En réalité, ce qui a fait son chemin dans plus de la moitié de ce XXème siècle c’est une prophylaxie idéaliste et scientiste de la santé mentale humaine à partir de celle des enfants. Et là, il peut y avoir débat entre deux extrêmes : « prophylaxie infantile des névroses », pour reprendre le titre d’un article de Marie-Bonaparte, ou, à l’autre bout, les parents en analyse comme le préconise René Lafforgue, qui introduit la notion de névrose familiale. Il n’est pas dit que nous en ayons terminé avec le préjugé prophylactique !
Bref, c’est dans ces années que s’élabore la spécification de La psychanalyse des enfants, titre du fameux livre de Mélanie Klein (1932), et qui aboutira à la généralisation de l’expression d’Anna Freud « l’analyste d’enfants » (1965). Ce préjugé, puissant et courant, d’une telle spécialité en psychanalyse, s’est atténué précisément sous l’influence de Lacan et de son concept de sujet. Il voyait déjà la pente d’un préjugé dans le fait de préciser d’un sujet qu’il soit un enfant. Il a d’ailleurs consacré une partie de sa séance du 10 avril 1957 de son Séminaire La relation d’objet, à nous expliquer que, sur la base des lois du signifiants, les analystes ne doivent pas, par principe – il parle de règle d’or – faire de différences entre enfants et adultes au niveau de l’interprétation.
Il convient ici de remarquer que cette obsession prophylactique – au fond un vrai fantasme collectif – a bel et bien constitué un obstacle dans les textes de langue française de psychanalyse avec les enfants. Il suffit de consulter la Revue française de psychanalyse entre sa création en 1927 et la fin des années 40, pour s’en convaincre : fort peu d’articles sur la psychanalyse des enfants, ce qui contraste avec la littérature anglo-saxonne en la matière. En tout cas, pour ce qui concerne les fantasmes chez les enfants, il faut bien dire que l’ouvrage cité de Mélanie Klein est une mine pour avoir une idée sur ce que l’imaginaire est capable d’inventer à partir du réel pulsionnel de l’enfant et de sa perversion polymorphe.

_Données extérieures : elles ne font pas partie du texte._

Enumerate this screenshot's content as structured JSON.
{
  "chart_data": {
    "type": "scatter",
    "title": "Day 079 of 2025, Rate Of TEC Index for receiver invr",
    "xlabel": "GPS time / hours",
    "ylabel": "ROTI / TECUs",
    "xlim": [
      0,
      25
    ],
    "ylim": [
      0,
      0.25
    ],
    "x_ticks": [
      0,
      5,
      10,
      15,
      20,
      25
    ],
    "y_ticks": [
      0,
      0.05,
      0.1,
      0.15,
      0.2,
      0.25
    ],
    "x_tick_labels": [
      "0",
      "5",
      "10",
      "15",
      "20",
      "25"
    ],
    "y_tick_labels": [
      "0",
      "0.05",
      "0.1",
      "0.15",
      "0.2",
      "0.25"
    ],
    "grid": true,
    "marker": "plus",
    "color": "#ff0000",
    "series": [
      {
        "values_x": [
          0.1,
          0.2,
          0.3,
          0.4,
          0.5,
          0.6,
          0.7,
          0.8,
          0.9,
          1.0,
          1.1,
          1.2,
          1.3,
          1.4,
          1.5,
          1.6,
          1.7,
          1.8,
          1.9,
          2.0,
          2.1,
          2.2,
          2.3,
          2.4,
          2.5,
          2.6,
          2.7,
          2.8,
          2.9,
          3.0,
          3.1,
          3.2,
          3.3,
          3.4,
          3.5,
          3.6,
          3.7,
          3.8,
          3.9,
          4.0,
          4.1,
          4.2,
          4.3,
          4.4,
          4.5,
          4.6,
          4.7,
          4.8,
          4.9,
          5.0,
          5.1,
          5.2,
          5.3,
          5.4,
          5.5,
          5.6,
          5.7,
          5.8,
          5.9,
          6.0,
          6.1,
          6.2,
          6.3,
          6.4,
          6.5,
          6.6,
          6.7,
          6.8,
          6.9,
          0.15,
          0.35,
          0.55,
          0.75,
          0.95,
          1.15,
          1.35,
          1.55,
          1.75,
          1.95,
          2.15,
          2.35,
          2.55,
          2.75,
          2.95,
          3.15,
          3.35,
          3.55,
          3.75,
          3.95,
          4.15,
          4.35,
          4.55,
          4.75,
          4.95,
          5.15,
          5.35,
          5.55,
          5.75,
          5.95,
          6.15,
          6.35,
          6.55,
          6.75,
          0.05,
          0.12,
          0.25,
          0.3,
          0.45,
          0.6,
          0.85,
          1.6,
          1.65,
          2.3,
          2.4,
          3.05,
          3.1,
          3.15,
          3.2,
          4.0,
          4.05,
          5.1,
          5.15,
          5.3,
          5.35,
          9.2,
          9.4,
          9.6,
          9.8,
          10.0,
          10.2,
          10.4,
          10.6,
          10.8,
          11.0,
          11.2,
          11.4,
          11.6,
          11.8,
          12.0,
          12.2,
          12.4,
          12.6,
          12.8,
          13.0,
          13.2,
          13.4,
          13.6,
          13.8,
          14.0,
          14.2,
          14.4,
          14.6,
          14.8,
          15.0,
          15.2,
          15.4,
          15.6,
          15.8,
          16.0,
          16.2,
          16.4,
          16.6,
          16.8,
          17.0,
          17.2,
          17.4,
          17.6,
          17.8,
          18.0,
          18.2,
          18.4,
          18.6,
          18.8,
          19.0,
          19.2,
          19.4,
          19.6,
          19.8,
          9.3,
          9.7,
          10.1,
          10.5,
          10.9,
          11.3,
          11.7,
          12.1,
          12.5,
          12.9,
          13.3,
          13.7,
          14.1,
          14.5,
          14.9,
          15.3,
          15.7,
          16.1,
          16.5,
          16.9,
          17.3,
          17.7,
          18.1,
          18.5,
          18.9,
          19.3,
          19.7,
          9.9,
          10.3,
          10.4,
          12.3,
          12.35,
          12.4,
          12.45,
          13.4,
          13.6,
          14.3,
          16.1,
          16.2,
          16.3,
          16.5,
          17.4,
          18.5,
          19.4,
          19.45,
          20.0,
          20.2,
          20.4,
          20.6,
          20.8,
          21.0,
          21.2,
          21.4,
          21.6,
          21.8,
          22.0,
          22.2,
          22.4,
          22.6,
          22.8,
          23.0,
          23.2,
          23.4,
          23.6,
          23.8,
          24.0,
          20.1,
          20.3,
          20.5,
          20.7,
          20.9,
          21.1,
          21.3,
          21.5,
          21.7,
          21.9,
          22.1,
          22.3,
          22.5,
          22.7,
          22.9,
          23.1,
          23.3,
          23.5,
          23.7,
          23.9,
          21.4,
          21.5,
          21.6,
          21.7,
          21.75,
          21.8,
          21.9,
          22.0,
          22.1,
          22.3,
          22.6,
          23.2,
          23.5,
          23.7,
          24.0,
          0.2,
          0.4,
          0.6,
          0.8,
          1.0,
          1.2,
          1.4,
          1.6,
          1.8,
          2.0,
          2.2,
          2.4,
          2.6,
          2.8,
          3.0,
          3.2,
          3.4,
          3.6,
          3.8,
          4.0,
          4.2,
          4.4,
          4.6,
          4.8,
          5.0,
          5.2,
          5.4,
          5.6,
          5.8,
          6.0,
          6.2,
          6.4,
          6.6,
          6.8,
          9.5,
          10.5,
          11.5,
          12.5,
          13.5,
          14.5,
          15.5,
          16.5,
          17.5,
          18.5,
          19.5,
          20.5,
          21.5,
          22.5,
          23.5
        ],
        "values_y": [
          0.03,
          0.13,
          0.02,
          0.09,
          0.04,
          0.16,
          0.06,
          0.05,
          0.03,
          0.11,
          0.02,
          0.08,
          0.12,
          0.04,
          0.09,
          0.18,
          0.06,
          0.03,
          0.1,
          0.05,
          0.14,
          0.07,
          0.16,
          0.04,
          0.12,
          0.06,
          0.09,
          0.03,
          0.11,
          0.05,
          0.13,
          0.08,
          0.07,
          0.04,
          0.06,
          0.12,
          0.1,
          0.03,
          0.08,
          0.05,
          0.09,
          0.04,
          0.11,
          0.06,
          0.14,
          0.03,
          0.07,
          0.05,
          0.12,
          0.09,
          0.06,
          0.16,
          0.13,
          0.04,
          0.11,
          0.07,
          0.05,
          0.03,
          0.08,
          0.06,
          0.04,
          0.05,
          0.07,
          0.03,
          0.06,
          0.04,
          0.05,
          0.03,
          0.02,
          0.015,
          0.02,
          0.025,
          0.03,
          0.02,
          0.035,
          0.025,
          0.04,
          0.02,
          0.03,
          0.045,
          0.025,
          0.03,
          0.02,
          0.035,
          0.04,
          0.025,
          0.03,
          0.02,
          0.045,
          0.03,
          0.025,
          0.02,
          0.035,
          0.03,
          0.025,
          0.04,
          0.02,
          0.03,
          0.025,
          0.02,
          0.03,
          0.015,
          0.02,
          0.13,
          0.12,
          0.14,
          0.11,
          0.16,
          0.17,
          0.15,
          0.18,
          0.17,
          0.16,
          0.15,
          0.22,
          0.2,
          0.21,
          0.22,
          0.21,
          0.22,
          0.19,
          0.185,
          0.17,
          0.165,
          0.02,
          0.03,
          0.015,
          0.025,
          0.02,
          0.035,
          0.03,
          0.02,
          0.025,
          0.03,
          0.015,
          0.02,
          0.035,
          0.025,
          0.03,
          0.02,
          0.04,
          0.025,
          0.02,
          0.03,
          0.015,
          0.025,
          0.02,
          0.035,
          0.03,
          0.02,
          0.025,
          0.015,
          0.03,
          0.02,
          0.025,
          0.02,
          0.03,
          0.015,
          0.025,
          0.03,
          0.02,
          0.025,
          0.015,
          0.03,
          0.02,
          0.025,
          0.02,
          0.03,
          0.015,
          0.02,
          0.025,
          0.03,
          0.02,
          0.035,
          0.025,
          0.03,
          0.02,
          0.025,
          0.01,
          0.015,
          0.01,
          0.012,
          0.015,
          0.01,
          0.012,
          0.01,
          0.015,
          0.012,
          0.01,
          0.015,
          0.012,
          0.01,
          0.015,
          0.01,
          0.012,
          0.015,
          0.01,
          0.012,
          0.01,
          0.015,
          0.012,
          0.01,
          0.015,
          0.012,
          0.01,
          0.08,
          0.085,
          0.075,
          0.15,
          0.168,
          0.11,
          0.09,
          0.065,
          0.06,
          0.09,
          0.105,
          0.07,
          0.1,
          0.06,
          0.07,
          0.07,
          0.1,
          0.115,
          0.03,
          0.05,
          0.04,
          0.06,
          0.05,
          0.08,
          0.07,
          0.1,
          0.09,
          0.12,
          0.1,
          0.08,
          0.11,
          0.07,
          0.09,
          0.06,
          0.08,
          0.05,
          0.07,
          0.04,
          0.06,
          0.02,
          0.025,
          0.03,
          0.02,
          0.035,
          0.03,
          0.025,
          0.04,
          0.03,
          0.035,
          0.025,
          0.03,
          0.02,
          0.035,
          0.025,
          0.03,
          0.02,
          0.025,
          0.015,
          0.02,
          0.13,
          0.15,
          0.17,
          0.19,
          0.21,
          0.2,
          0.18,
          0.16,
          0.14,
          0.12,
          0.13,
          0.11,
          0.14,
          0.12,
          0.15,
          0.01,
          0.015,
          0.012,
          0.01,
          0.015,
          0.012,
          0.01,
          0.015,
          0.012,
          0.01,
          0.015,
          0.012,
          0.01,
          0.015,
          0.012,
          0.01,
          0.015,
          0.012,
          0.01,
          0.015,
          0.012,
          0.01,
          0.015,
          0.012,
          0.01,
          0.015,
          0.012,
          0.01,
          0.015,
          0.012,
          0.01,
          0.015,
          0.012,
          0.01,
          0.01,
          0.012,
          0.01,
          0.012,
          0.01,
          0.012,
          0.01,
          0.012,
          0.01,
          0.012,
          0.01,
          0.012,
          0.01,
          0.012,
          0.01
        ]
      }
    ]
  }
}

Au contraire, chez Anna Freud, nous avons moins cette profusion mais plutôt l’insistance sur le fantasme comme défense.
Ces deux versants précédents sont particulièrement bien mis en valeur, et ensemble, par Lacan dans son Séminaire La relation d’objet. D’un côté il marque bien la kyrielle des fantasmes du Petit Hans – Lacan parle même d’orgie imaginaire ! – qui, via ce registre, tantôt répondent à des remaniements symboliques, tantôt expriment des tensions pulsionnelles, tantôt encore scandent des événements de sa vie qui le questionnent.
Mais il y a aussi cette lecture du cas qui se resserre au-delà de la symbolisation phobique, de sa fonction métaphorique, et de ses figurations dans l’imaginaire. Une lecture qui amène Lacan à rechercher une sorte de dénominateur commun aux fantasmes foisonnants de Hans où domine l’arrière-plan du sadisme oral. Lacan est alors au début d’une logique de formalisation des fantasmes qui débouchera dans le Séminaire suivant sur l’écriture de la syncope signifiante de sujet devant l’objet pulsionnel, puis sur l’extraction, dans le Séminaire Le désir et son interprétation, du concept de fantasme fondamental… au fond la formule imaginaire axiomatique dans laquelle s’inscrivent tous les fantasmes.
Comme pour la mutation du cri en appel, le choix de jouissance qui, dans le fantasme fondamental, se substitue au « désordre festif » de la perversion polymorphe, n’est pas observable comme tel, sinon déjà effectué ! Quand ? La clinique semble l’indiquer : dans l’enfance ou l’adolescence. Cette 8ème Journée d’étude de L’Institut psychanalytique de l’Enfant du Champ freudien nous apportera de nouveaux éléments de réflexion.